# Gift Ideas for Godparents?



## miguelsanchez (Feb 1, 2005)

Hi everybody! We'll be baptising our kid soon and are having trouble deciding on a gift for the Godparents (a married couple). We've looked at weekendtrips.com and those Shoppers Drug Mart "life experiences", i.e. an activity that they can do together (they don't have kids), but we're still open to other ideas.

Any ideas?

Thanks in advance for your help,

Miguel


----------



## miguelsanchez (Feb 1, 2005)

(bump) 

anyone?


----------



## Dr.G. (Aug 4, 2001)

We had a picture taken of my wife and I with our godchild. Everyone got copies, and the parents paid for the photo framing. Great gift (we are the godparents).


----------



## yoyo (Aug 3, 2003)

ipods


----------



## MLeh (Dec 23, 2005)

I've never heard of giving gifts to godparents as part of the baptism*, so I'd probably go with the framed photo idea. 

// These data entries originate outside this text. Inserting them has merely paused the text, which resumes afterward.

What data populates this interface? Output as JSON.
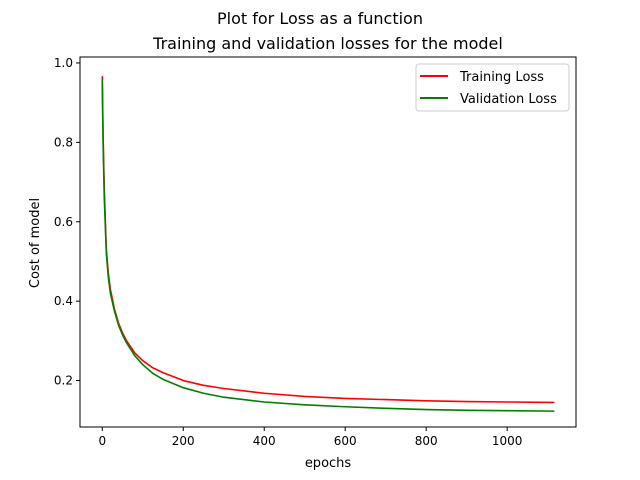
{
  "chart_data": {
    "type": "line",
    "suptitle": "Plot for Loss as a function",
    "title": "Training and validation losses for the model",
    "xlabel": "epochs",
    "ylabel": "Cost of model",
    "xlim": [
      -55,
      1170
    ],
    "ylim": [
      0.083,
      1.015
    ],
    "xticks": [
      0,
      200,
      400,
      600,
      800,
      1000
    ],
    "yticks": [
      0.2,
      0.4,
      0.6,
      0.8,
      1.0
    ],
    "xtick_labels": [
      "0",
      "200",
      "400",
      "600",
      "800",
      "1000"
    ],
    "ytick_labels": [
      "0.2",
      "0.4",
      "0.6",
      "0.8",
      "1.0"
    ],
    "grid": false,
    "legend_position": "top-right",
    "series": [
      {
        "name": "Training Loss",
        "color": "#ff0000",
        "x": [
          0,
          2,
          5,
          10,
          15,
          20,
          30,
          40,
          50,
          60,
          80,
          100,
          125,
          150,
          200,
          250,
          300,
          400,
          500,
          600,
          700,
          800,
          900,
          1000,
          1115
        ],
        "y": [
          0.965,
          0.82,
          0.68,
          0.53,
          0.47,
          0.43,
          0.38,
          0.345,
          0.32,
          0.3,
          0.27,
          0.25,
          0.232,
          0.22,
          0.2,
          0.188,
          0.18,
          0.168,
          0.16,
          0.155,
          0.152,
          0.149,
          0.147,
          0.146,
          0.145
        ]
      },
      {
        "name": "Validation Loss",
        "color": "#008000",
        "x": [
          0,
          2,
          5,
          10,
          15,
          20,
          30,
          40,
          50,
          60,
          80,
          100,
          125,
          150,
          200,
          250,
          300,
          400,
          500,
          600,
          700,
          800,
          900,
          1000,
          1115
        ],
        "y": [
          0.955,
          0.8,
          0.66,
          0.52,
          0.46,
          0.42,
          0.375,
          0.34,
          0.315,
          0.295,
          0.263,
          0.24,
          0.218,
          0.203,
          0.182,
          0.168,
          0.158,
          0.146,
          0.139,
          0.134,
          0.13,
          0.127,
          0.125,
          0.124,
          0.123
        ]
      }
    ]
  }
}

(*after all, it's supposed to be the _start_ of a special relationship)


----------



## miguelsanchez (Feb 1, 2005)

Thanks for the replies, everyone. We are taking the photo idea one step further and we are going to get them a digital camera, since they don't already have one.

MLeh, I know it sounds a little silly, but in the Greek Orthodox church, the Godparents go through a lot of trouble and money for this one special day, buying a special outfit for the kid, a gold cross and chain, special candles, etc. The gift is just a sign of appreciation for them doing this. The guy is also a very close relative and was my best man, so it's a continuing special relationship for us and a new one for them and the kid. 

Thanks again everyone,

Miguel


----------